Возрождение своего родного возможно только на гребне всеобщего подъема культуры. И мы, художники Сибири, должны приблизить это время... Наши поиски позволяют найти потерянную когда-то нить, которая связывала предыдущие времена, и таким образом приблизить себя к будущему.

Пусть восходящим символом этих новых открытий художника и его коллег станет Солнце, его животворящая сущность!

В ярком свете красно-розовых отсветов я падаю и смеюсь, умираю в пляске внутриутробного мира переменчивости. Вот я, вот мой Бог, вот моя радость, вот мой край!

Николай РЫБАКОВ (Красноярск)
Татьяна КУБАНОВА (Санкт-Петербург)


РЫБАКОВ Николай Иосифович родился в Забайкалье. В 1972 году окончил Красноярское художественное училище им. В. И. Сурикова. Член Союза художников с 1980 года. Обладатель наград:

  • первая премия, биеннале графики, Калининград, 1990;
  • первая премия, выставка-конкурс «Золотая кисть», Москва, 1990;
  • Гран-при, выставка-конкурс «Золотая кисть», Москва, 1992;
  • первая премия, Всесибирский конкурс художников,Новокузнецк, 1993.

В 2001 году Николай Рыбаков стал кавалером Почетного золотого знака «Достояние Сибири» за личный вклад в развитие сибирской школы современной живописи.

Работы Н. Рыбакова хранятся в фондах Красноярска, Омска, Читы, Комсомольска-на-Амуре, Хабаровска, Новокузнецка и других городах Сибири и Дальнего Востока, а также в Тбилиси, Москве, Любляне, в галереях США, Германии.

Художник работает в графике, живописи, фотографии, разрабатывает собственные техники. Николай Рыбаков активно выставляется, он участвовал в 16 зарубежных и На переднем плане справа – Н. Рыбаков, слева – Т. Кубанова. На заднем плане доктор исторических наук из Новосибирска Виталий Епифанович Ларичев. Снимок сделан во время осмотра хакасских писаниц. 2004международных выставках. С 1984 по 2004 год состоялись 22 персоналии, среди которых выставки в Комсомольске-на-Амуре и Хабаровске (1992).


КУБАНОВА Татьяна Андреевна родилась в Комсомольске-на-Амуре.

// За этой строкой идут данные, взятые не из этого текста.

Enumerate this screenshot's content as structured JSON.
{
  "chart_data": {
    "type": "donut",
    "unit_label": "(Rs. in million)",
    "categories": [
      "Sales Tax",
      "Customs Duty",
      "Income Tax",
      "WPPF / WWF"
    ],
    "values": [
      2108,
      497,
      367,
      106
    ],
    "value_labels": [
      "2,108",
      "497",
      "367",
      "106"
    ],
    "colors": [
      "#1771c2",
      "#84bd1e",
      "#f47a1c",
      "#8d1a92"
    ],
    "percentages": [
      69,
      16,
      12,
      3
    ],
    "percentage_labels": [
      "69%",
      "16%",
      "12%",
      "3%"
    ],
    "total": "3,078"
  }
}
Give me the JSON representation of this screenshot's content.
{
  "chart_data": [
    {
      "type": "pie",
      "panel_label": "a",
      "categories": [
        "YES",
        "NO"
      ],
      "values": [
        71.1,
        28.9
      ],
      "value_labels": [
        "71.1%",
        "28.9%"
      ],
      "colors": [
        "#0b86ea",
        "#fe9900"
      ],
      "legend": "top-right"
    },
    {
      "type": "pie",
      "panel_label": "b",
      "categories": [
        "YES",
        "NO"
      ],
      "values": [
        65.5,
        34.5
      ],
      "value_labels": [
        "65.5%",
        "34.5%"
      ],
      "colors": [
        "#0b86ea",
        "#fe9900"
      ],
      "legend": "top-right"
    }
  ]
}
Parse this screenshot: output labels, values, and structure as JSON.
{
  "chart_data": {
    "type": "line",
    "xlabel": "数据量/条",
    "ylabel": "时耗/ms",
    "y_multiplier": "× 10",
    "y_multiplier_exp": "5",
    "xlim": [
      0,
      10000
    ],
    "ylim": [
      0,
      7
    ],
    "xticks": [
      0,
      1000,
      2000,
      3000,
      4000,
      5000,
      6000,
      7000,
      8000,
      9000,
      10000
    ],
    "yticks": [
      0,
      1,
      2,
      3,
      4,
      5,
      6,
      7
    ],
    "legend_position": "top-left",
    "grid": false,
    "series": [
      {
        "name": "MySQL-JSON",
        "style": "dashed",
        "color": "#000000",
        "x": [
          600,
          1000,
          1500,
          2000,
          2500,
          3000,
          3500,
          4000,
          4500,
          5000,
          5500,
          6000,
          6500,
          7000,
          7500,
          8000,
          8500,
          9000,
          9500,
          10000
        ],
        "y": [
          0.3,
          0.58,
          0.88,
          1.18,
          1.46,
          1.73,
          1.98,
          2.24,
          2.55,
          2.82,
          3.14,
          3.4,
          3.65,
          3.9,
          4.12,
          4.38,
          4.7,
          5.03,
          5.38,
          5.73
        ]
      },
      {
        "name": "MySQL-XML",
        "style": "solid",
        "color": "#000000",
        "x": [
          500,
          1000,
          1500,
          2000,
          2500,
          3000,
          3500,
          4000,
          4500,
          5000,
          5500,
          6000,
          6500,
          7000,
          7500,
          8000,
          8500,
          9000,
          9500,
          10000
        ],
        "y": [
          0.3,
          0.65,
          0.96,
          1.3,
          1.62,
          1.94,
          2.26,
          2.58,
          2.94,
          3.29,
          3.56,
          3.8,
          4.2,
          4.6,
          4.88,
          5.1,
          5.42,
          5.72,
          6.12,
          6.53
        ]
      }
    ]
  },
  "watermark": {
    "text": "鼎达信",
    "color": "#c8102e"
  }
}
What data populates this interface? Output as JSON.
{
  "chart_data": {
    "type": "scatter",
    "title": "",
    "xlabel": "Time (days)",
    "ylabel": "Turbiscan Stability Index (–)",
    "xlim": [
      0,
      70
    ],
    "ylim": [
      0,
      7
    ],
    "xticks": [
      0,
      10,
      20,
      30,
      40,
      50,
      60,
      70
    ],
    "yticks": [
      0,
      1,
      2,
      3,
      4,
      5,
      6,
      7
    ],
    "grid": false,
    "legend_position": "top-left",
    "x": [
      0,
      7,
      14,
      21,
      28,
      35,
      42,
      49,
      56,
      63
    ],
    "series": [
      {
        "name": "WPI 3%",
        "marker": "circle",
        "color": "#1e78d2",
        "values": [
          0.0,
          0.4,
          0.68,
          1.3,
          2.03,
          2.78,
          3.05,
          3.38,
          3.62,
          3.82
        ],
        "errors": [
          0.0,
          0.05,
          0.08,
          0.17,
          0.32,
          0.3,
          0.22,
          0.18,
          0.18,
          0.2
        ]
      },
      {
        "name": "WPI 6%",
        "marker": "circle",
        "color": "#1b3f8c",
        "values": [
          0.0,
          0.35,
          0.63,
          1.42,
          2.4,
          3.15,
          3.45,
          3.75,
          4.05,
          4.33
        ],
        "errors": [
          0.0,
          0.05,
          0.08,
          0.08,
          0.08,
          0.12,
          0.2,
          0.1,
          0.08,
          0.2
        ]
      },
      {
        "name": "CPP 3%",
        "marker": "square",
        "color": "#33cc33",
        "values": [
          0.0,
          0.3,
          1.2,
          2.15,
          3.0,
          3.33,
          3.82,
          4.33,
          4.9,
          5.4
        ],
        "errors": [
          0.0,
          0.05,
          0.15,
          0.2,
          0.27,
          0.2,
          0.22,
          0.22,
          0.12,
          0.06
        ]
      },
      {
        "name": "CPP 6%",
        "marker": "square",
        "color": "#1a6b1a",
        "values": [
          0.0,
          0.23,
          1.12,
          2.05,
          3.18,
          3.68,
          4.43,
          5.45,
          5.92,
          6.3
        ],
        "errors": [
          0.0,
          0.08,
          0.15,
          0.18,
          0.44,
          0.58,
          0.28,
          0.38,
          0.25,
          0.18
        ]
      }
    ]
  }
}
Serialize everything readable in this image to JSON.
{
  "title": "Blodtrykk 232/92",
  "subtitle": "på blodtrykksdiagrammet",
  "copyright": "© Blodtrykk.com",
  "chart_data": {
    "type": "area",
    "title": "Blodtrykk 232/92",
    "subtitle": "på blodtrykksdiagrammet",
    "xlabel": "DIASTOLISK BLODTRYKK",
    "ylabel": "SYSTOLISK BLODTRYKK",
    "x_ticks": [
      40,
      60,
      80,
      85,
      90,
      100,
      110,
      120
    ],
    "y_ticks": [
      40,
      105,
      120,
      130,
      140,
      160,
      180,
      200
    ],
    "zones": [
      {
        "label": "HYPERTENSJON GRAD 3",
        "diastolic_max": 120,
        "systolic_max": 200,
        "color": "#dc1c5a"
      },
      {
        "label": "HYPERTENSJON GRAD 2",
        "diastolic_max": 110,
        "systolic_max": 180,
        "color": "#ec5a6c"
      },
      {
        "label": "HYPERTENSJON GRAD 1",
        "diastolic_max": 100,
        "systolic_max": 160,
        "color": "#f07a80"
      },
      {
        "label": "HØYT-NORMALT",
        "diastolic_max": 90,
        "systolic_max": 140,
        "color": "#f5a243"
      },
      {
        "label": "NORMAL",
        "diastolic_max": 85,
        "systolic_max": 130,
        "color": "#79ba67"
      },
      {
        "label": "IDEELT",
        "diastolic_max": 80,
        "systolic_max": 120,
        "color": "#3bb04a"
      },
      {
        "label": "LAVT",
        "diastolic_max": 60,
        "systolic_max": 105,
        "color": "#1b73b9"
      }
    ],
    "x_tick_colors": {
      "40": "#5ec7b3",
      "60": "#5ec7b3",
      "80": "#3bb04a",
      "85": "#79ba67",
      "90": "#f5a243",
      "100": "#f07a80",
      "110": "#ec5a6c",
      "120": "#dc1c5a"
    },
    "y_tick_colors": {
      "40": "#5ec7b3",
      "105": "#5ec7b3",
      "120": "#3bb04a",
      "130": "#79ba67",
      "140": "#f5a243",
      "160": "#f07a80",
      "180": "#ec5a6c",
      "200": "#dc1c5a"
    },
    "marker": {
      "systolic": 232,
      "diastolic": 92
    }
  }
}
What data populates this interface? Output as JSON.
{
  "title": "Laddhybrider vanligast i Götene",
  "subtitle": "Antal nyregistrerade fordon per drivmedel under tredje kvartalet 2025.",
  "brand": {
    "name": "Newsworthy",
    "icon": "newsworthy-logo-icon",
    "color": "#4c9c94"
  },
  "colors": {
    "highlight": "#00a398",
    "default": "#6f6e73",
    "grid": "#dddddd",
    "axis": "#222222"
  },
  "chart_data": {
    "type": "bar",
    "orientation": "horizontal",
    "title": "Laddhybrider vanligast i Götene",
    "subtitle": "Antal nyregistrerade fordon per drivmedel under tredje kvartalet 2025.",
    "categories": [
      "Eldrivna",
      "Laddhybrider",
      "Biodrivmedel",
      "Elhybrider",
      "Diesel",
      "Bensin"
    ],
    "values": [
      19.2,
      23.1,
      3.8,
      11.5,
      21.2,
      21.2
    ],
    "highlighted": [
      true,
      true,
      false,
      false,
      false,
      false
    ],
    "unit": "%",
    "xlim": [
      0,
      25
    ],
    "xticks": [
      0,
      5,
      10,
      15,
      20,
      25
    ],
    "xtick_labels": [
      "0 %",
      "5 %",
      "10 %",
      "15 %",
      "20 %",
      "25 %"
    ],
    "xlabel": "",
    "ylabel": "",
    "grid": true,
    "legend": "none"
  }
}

Закончила филологический факультет государственного педагогического института (Комсомольск-на-Амуре) и отделение искусствоведения и культурологии государственного университета (Екатеринбург). Работала в Комсомольске-на-Амуре старшим редактором студии телевидения (1973-1980), зав. фондами, зав. сектором современного искусства, зав. научно-исследовательским отделом музея изобразительных искусств (1980—1999).

Тема научных интересов: культура малочисленных народов Сибири и Дальнего Востока и ее трансформация в творчестве современных художников. В 1995 году защитила кандидатскую диссертацию в СПбГУ по специальности культурология. В настоящее время живет в Санкт-Петербурге, работает в Государственном Русском музее.

В 2003 году разработала выставочный проект «Прорастая Сибирью». Его основная цель — выявление специфики сибирского, дальневосточного изобразительного искусства и его роли в развитии культуры России. Заключительный этап пройдет в Санкт-Петербурге в 2006 году. Идея данной статьи появилась во время поездки на юг Сибири. В основе ее — осмысление пространства Сибири и формы ее воплощения в творчестве отдельного художника.


* Курсивом выделены размышления художника Н. И. Рыбакова.

Статья написана в соавторстве художника и культуролога. Творческое сотрудничество позволяет выявить пространственный диалог двух культур: региона и отдельного его творца. Художник интерпретирует своеобразно осмысленный им мир и свою территорию, ойкумену, где он живет и творит. Индивидуализм как характерная особенность искусства ХХ—ХХI веков дает возможность художнику быть понятым, «досказанным» — и, следовательно, осмысленным становится его духовное пространство, развивающееся в контексте культурного пространства Сибири.